Lors de la première guerre du Haut-Karabakh, dans les années 1990, des centaines de milliers de personnes ont été déplacées et beaucoup ont été tuées dans les deux camps. Mais les forces arméniennes ont remporté une victoire décisive, donnant naissance à un État arménien autonome sur un territoire internationalement reconnu comme azerbaïdjanais. Cette situation contradictoire a fait l'objet de longues négociations de paix sous l'égide de l'Organisation pour la sécurité et la coopération en Europe.
En fin de compte, les pourparlers se sont avérés vains. Le président Aliyev, qui a renforcé son armée avec des drones, de l'artillerie lourde et des technologies de pointe achetées grâce à des ventes de pétrole florissantes, a lancé une offensive en 2020 qui a facilement balayé les défenses arméniennes. Ses forces ont récupéré la majeure partie du territoire du Haut-Karabakh, y compris sa deuxième ville historique.
Ce qui est resté aux mains des Arméniens est une enclave isolée centrée sur Stepanakert (connue en azéri sous le nom de Khankendi), dont la population est alimentée et approvisionnée par une seule route active qui serpente à travers les montagnes. Cette ligne de vie ténue, connue sous le nom de corridor de Lachin, était gardée par des forces de maintien de la paix russes qui semblaient souvent s'en remettre aux exigences azerbaïdjanaises.
La situation a perduré pendant les deux années suivantes, au cours desquelles les efforts humanitaires de la Croix-Rouge ont pris de l'ampleur et se sont complexifiés. Le budget annuel de la mission de longue date du CICR au Nagorno-Karabakh a plus que quadruplé, pour atteindre environ 48 millions de dollars. En 2023, le CICR comptait jusqu'à 75 employés dans le territoire et des centaines d'autres à l'extérieur, s'occupant de tout, du déminage aux échanges de prisonniers. Mais le plus grand défi était encore à venir.
L'étau se resserre
En décembre 2022, l'Azerbaïdjan a autorisé un groupe de militants écologistes soutenus par le gouvernement à imposer un blocus du corridor de Lachin, soi-disant pour protester contre les dommages causés par l'extraction de minerai sur le territoire. Pour la première fois, le Haut-Karabakh était presque complètement isolé du monde extérieur.
Confrontée à de nouveaux défis géopolitiques dans le Caucase du Sud après son invasion de l'Ukraine, et peut-être peu désireuse de gérer un autre point chaud, Moscou n'a pas ordonné à ses forces de maintien de la paix de lever le blocus. Et bien que les soldats de la paix aient continué à livrer de la nourriture, du moins pendant un certain temps, cela n'a pas suffi.

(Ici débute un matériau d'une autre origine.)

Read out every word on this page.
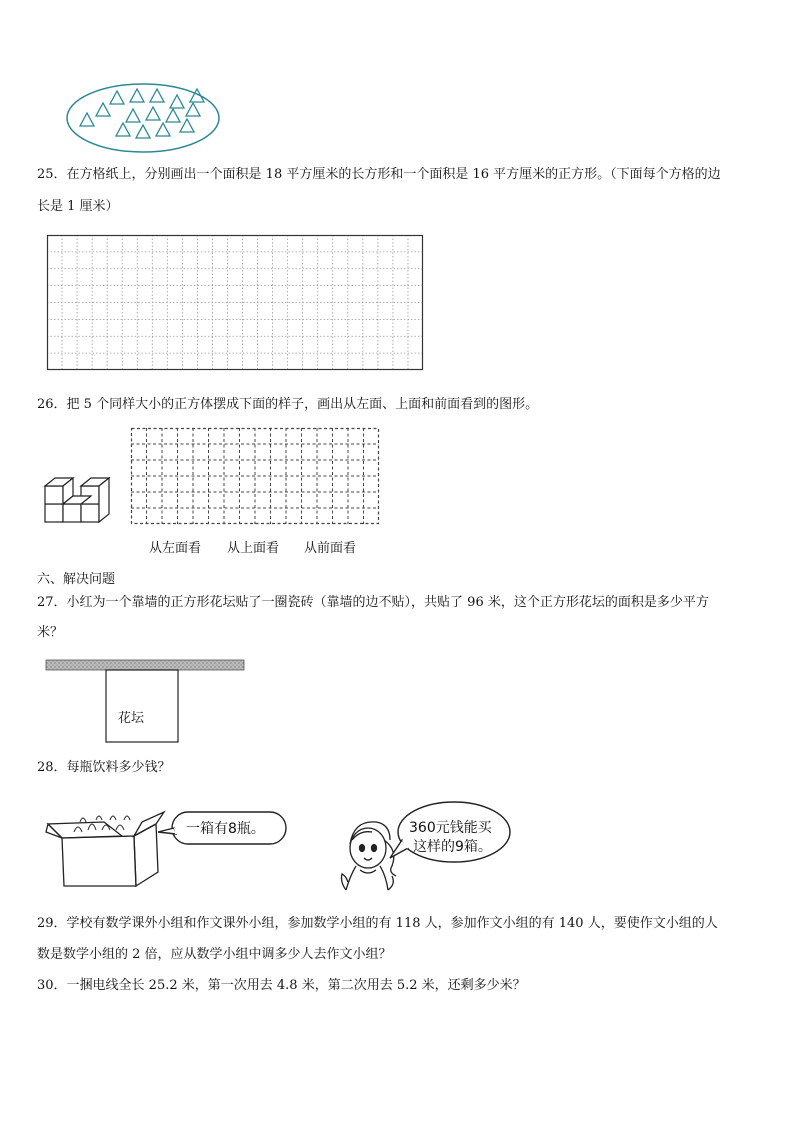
25．在方格纸上，分别画出一个面积是 18 平方厘米的长方形和一个面积是 16 平方厘米的正方形。（下面每个方格的边
长是 1 厘米）
26．把 5 个同样大小的正方体摆成下面的样子，画出从左面、上面和前面看到的图形。
从左面看 从上面看 从前面看
六、解决问题
27．小红为一个靠墙的正方形花坛贴了一圈瓷砖（靠墙的边不贴），共贴了 96 米，这个正方形花坛的面积是多少平方
米？
花坛
28．每瓶饮料多少钱？
一箱有8瓶。	360元钱能买
这样的9箱。
29．学校有数学课外小组和作文课外小组，参加数学小组的有 118 人，参加作文小组的有 140 人，要使作文小组的人
数是数学小组的 2 倍，应从数学小组中调多少人去作文小组？
30．一捆电线全长 25.2 米，第一次用去 4.8 米，第二次用去 5.2 米，还剩多少米？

La situation était particulièrement difficile pour les malades. Lorsque les hôpitaux se sont retrouvés à court de fournitures, le CICR a organisé des convois humanitaires pour évacuer les patients les plus nécessiteux vers l'Arménie, le long du corridor de Lachin.
La responsabilité de l'Azerbaïdjan de maintenir cette voie ouverte a été inscrite dans un arrêt de février de la Cour internationale de justice de La Haye, qui a été réaffirmé quelques mois plus tard. Mais bien que les décisions de la Cour aient enjoint à l'Azerbaïdjan de garantir « une circulation sans entrave [...] dans les deux sens », dans la pratique, la capacité du CICR à transporter les patients était loin de répondre à la demande.
« Nous avons demandé son transfert au CICR », a déclaré un habitant de Stepanakert à l'organisation de défense des droits de l'homme Freedom House, expliquant qu'un membre de sa famille atteint d'une tumeur à l'estomac avait besoin d'être évacué immédiatement. « De nombreux patients attendaient. ... Il est mort avant que son tour n'arrive ».
Les journalistes ont obtenu des données sur le nombre de personnes que les convois du CICR ont pu évacuer au jour le jour, données que l'organisation a partagées avec le gouvernement du Haut-Karabakh.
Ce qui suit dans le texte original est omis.